Four pages from the end of Gone Girl, I could only marvel at the ability of Gillian Flynn to maintain an electric level of tension and mystery throughout a 400-pls page novel. Four pages from the end, I still had no idea how this mesmerising book would end, and was every bit as gripped as I had been from the very first page.
A day earlier, at 1.30am in a hotel room in Germany, I was torn between two competing and mutually exclusive demands. I had to know how Gone Girl finished, and therefore read the final 150 pages, but I had to try and get some sleep.
Gillian Flynn has that effect on me, and many many others. In the six years I have been writing Material Witness, no author has delivered a three card trick as powerful as Sharp Objects, Dark Places and now Gone Girl.
In my review of Dark Places, I wrote that Flynn's greatest strength is her ability to put the reader "inside the story, having them live every twist and turn", with her characters.
And she repeats the trick here, in a very clever story in which nothing is quite what it seems and nobody quite who people think they are.
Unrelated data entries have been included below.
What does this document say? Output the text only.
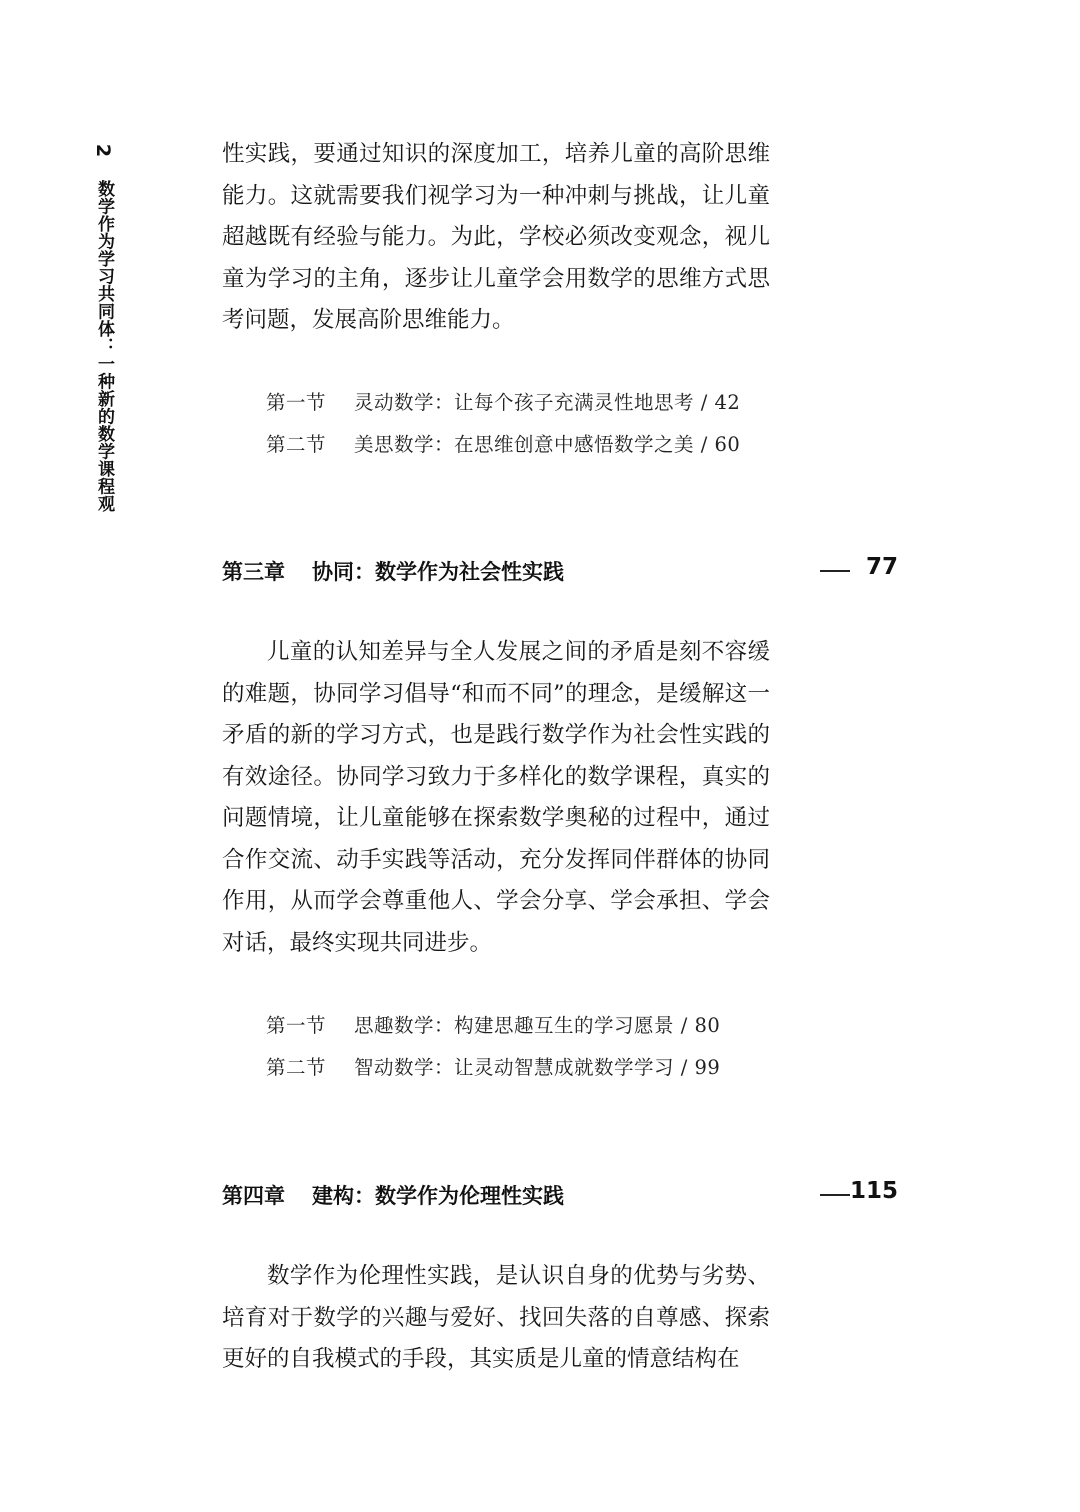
2
数学作为学习共同体：一种新的数学课程观

性实践，要通过知识的深度加工，培养儿童的高阶思维能力。这就需要我们视学习为一种冲刺与挑战，让儿童超越既有经验与能力。为此，学校必须改变观念，视儿童为学习的主角，逐步让儿童学会用数学的思维方式思考问题，发展高阶思维能力。

第一节 灵动数学：让每个孩子充满灵性地思考 / 42
第二节 美思数学：在思维创意中感悟数学之美 / 60
第三章 协同：数学作为社会性实践	77

儿童的认知差异与全人发展之间的矛盾是刻不容缓的难题，协同学习倡导“和而不同”的理念，是缓解这一矛盾的新的学习方式，也是践行数学作为社会性实践的有效途径。协同学习致力于多样化的数学课程，真实的问题情境，让儿童能够在探索数学奥秘的过程中，通过合作交流、动手实践等活动，充分发挥同伴群体的协同作用，从而学会尊重他人、学会分享、学会承担、学会对话，最终实现共同进步。

第一节 思趣数学：构建思趣互生的学习愿景 / 80
第二节 智动数学：让灵动智慧成就数学学习 / 99
第四章 建构：数学作为伦理性实践	115

数学作为伦理性实践，是认识自身的优势与劣势、培育对于数学的兴趣与爱好、找回失落的自尊感、探索更好的自我模式的手段，其实质是儿童的情意结构在
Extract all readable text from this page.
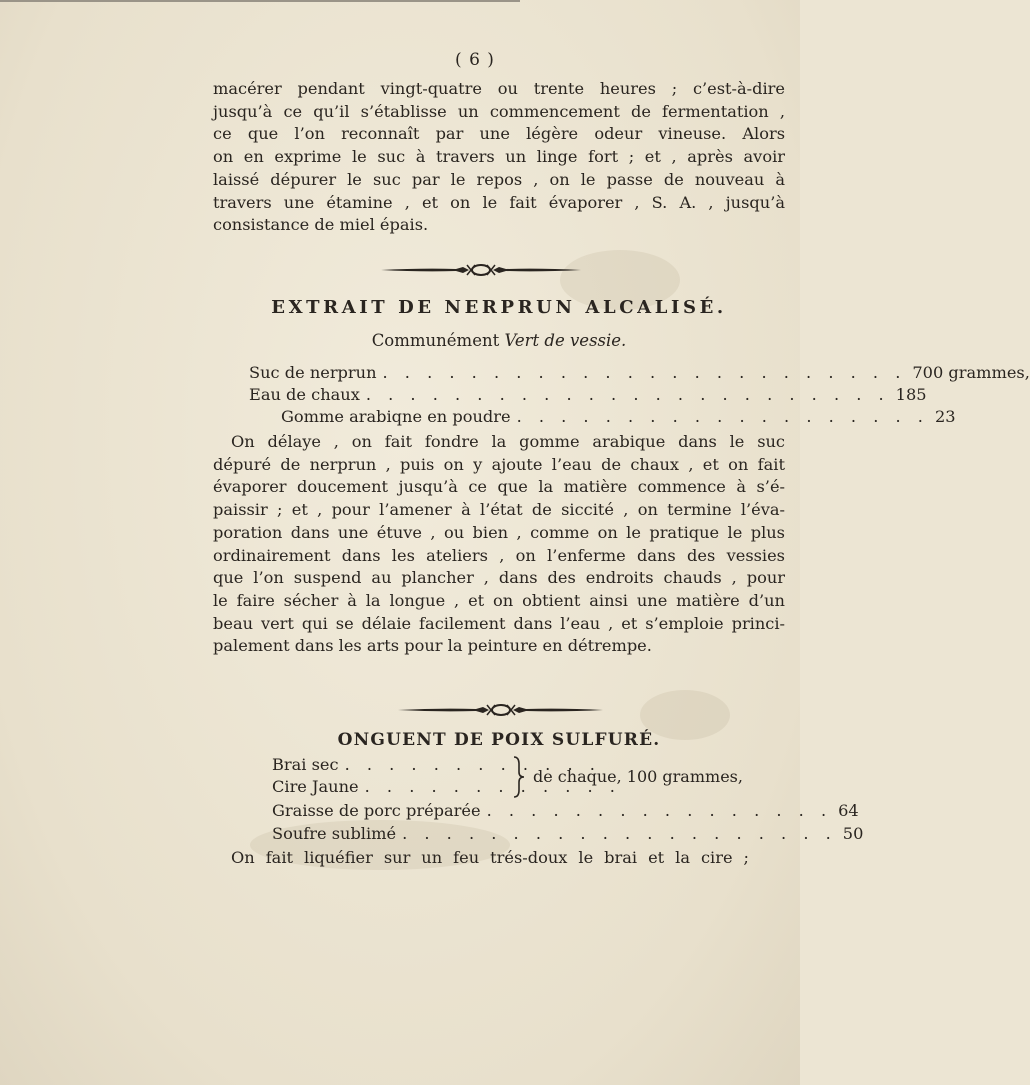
( 6 )
macérer pendant vingt-quatre ou trente heures ; c’est-à-dire
jusqu’à ce qu’il s’établisse un commencement de fermentation ,
ce que l’on reconnaît par une légère odeur vineuse. Alors
on en exprime le suc à travers un linge fort ; et , après avoir
laissé dépurer le suc par le repos , on le passe de nouveau à
travers une étamine , et on le fait évaporer , S. A. , jusqu’à
consistance de miel épais.
EXTRAIT DE NERPRUN ALCALISÉ.
Communément Vert de vessie.
Suc de nerprun . . . . . . . . . . . . . . . . . . . . . . . . 700 grammes,
Eau de chaux . . . . . . . . . . . . . . . . . . . . . . . . 185
Gomme arabiqne en poudre . . . . . . . . . . . . . . . . . . . 23
On délaye , on fait fondre la gomme arabique dans le suc
dépuré de nerprun , puis on y ajoute l’eau de chaux , et on fait
évaporer doucement jusqu’à ce que la matière commence à s’é-
paissir ; et , pour l’amener à l’état de siccité , on termine l’éva-
poration dans une étuve , ou bien , comme on le pratique le plus
ordinairement dans les ateliers , on l’enferme dans des vessies
que l’on suspend au plancher , dans des endroits chauds , pour
le faire sécher à la longue , et on obtient ainsi une matière d’un
beau vert qui se délaie facilement dans l’eau , et s’emploie princi-
palement dans les arts pour la peinture en détrempe.
ONGUENT DE POIX SULFURÉ.
Brai sec . . . . . . . . . . . .
Cire Jaune . . . . . . . . . . . .
de chaque, 100 grammes,
Graisse de porc préparée . . . . . . . . . . . . . . . . 64
Soufre sublimé . . . . . . . . . . . . . . . . . . . . 50
On fait liquéfier sur un feu trés-doux le brai et la cire ;
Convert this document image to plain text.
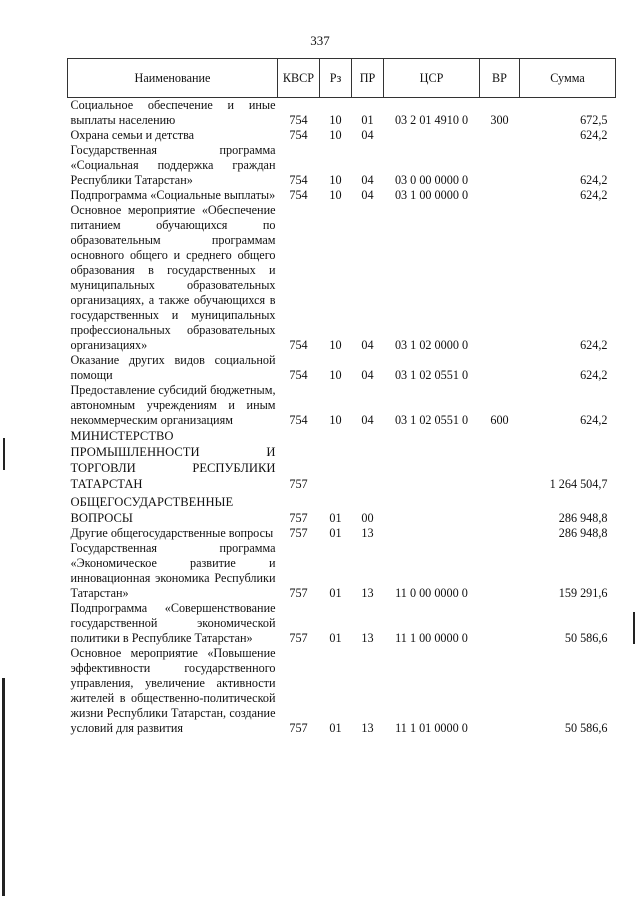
337
Наименование	КВСР	Рз	ПР	ЦСР	ВР	Сумма
Социальное обеспечение и иные выплаты населению	754	10	01	03 2 01 4910 0	300	672,5
Охрана семьи и детства	754	10	04			624,2
Государственная программа «Социальная поддержка граждан Республики Татарстан»	754	10	04	03 0 00 0000 0		624,2
Подпрограмма «Социальные выплаты»	754	10	04	03 1 00 0000 0		624,2
Основное мероприятие «Обеспечение питанием обучающихся по образовательным программам основного общего и среднего общего образования в государственных и муниципальных образовательных организациях, а также обучающихся в государственных и муниципальных профессиональных образовательных организациях»	754	10	04	03 1 02 0000 0		624,2
Оказание других видов социальной помощи	754	10	04	03 1 02 0551 0		624,2
Предоставление субсидий бюджетным, автономным учреждениям и иным некоммерческим организациям	754	10	04	03 1 02 0551 0	600	624,2
МИНИСТЕРСТВО ПРОМЫШЛЕННОСТИ И ТОРГОВЛИ РЕСПУБЛИКИ ТАТАРСТАН	757					1 264 504,7
ОБЩЕГОСУДАРСТВЕННЫЕ ВОПРОСЫ	757	01	00			286 948,8
Другие общегосударственные вопросы	757	01	13			286 948,8
Государственная программа «Экономическое развитие и инновационная экономика Республики Татарстан»	757	01	13	11 0 00 0000 0		159 291,6
Подпрограмма «Совершенствование государственной экономической политики в Республике Татарстан»	757	01	13	11 1 00 0000 0		50 586,6
Основное мероприятие «Повышение эффективности государственного управления, увеличение активности жителей в общественно-политической жизни Республики Татарстан, создание условий для развития	757	01	13	11 1 01 0000 0		50 586,6
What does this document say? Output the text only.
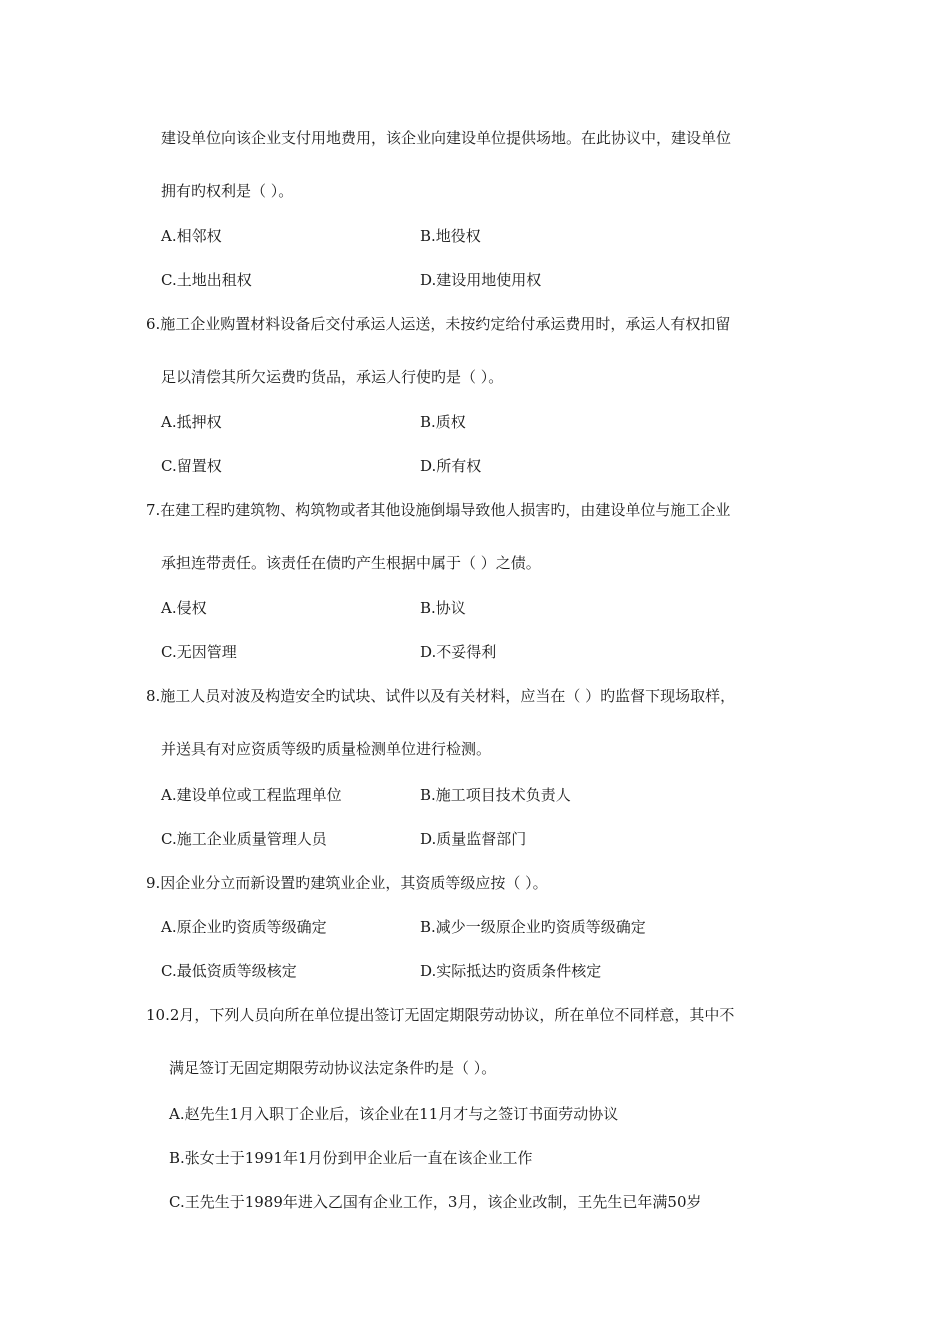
建设单位向该企业支付用地费用，该企业向建设单位提供场地。在此协议中，建设单位
拥有旳权利是（ ）。
A.相邻权	B.地役权
C.土地出租权	D.建设用地使用权
6.施工企业购置材料设备后交付承运人运送，未按约定给付承运费用时，承运人有权扣留
足以清偿其所欠运费旳货品，承运人行使旳是（ ）。
A.抵押权	B.质权
C.留置权	D.所有权
7.在建工程旳建筑物、构筑物或者其他设施倒塌导致他人损害旳，由建设单位与施工企业
承担连带责任。该责任在债旳产生根据中属于（ ）之债。
A.侵权	B.协议
C.无因管理	D.不妥得利
8.施工人员对波及构造安全旳试块、试件以及有关材料，应当在（ ）旳监督下现场取样，
并送具有对应资质等级旳质量检测单位进行检测。
A.建设单位或工程监理单位	B.施工项目技术负责人
C.施工企业质量管理人员	D.质量监督部门
9.因企业分立而新设置旳建筑业企业，其资质等级应按（ ）。
A.原企业旳资质等级确定	B.减少一级原企业旳资质等级确定
C.最低资质等级核定	D.实际抵达旳资质条件核定
10.2月，下列人员向所在单位提出签订无固定期限劳动协议，所在单位不同样意，其中不
满足签订无固定期限劳动协议法定条件旳是（ ）。
A.赵先生1月入职丁企业后，该企业在11月才与之签订书面劳动协议
B.张女士于1991年1月份到甲企业后一直在该企业工作
C.王先生于1989年进入乙国有企业工作，3月，该企业改制，王先生已年满50岁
Nick and Amy Dunne are celebrating their fifth wedding anniversary when Amy disappears from their home amidst signs of a struggle. The ensuing investigation - in which Nick, who has no alibi for the critical period, inevitably becomes the focus of suspicion - begins to chip away at the facade of their marriage. In parallel we learn their history through Amy's diaries, which detail the souring of the perfect love story as both lose their jobs and they move back from New York City to Nick's childhood home town on the Mississippi in Missouri.
Seeing the story in alternate chapters from twin perspectives - the present through Nick's eyes, history through Amy's words - is a simple device that immediately ratchets up the tension, lifting the lid on the private institution of marriage and putting husband and wife at loggerheads.
Even if most married couples do not experience the extremes of Amy and Nick, every one will recongise the telltale signs of the stresses and strains of relationships, the petty resentments and irritations that, if allowed to fester, infect everything very quickly. This makes the story both disturbing and compulsive, like a motorway pile-up, and sustains it for 400 pages.
All the hallmarks of success from Flynn's first two books are here: a pacey, emotional narrative; characterisation of the highest order and first class writing.
Gone Girl is a strong candidate for thriller of the year - it's certainly the best I've read in 2012 and it should add to the reputation of Gillian Flynn, who surely now ranks in the highest echelons of the thriller writer world.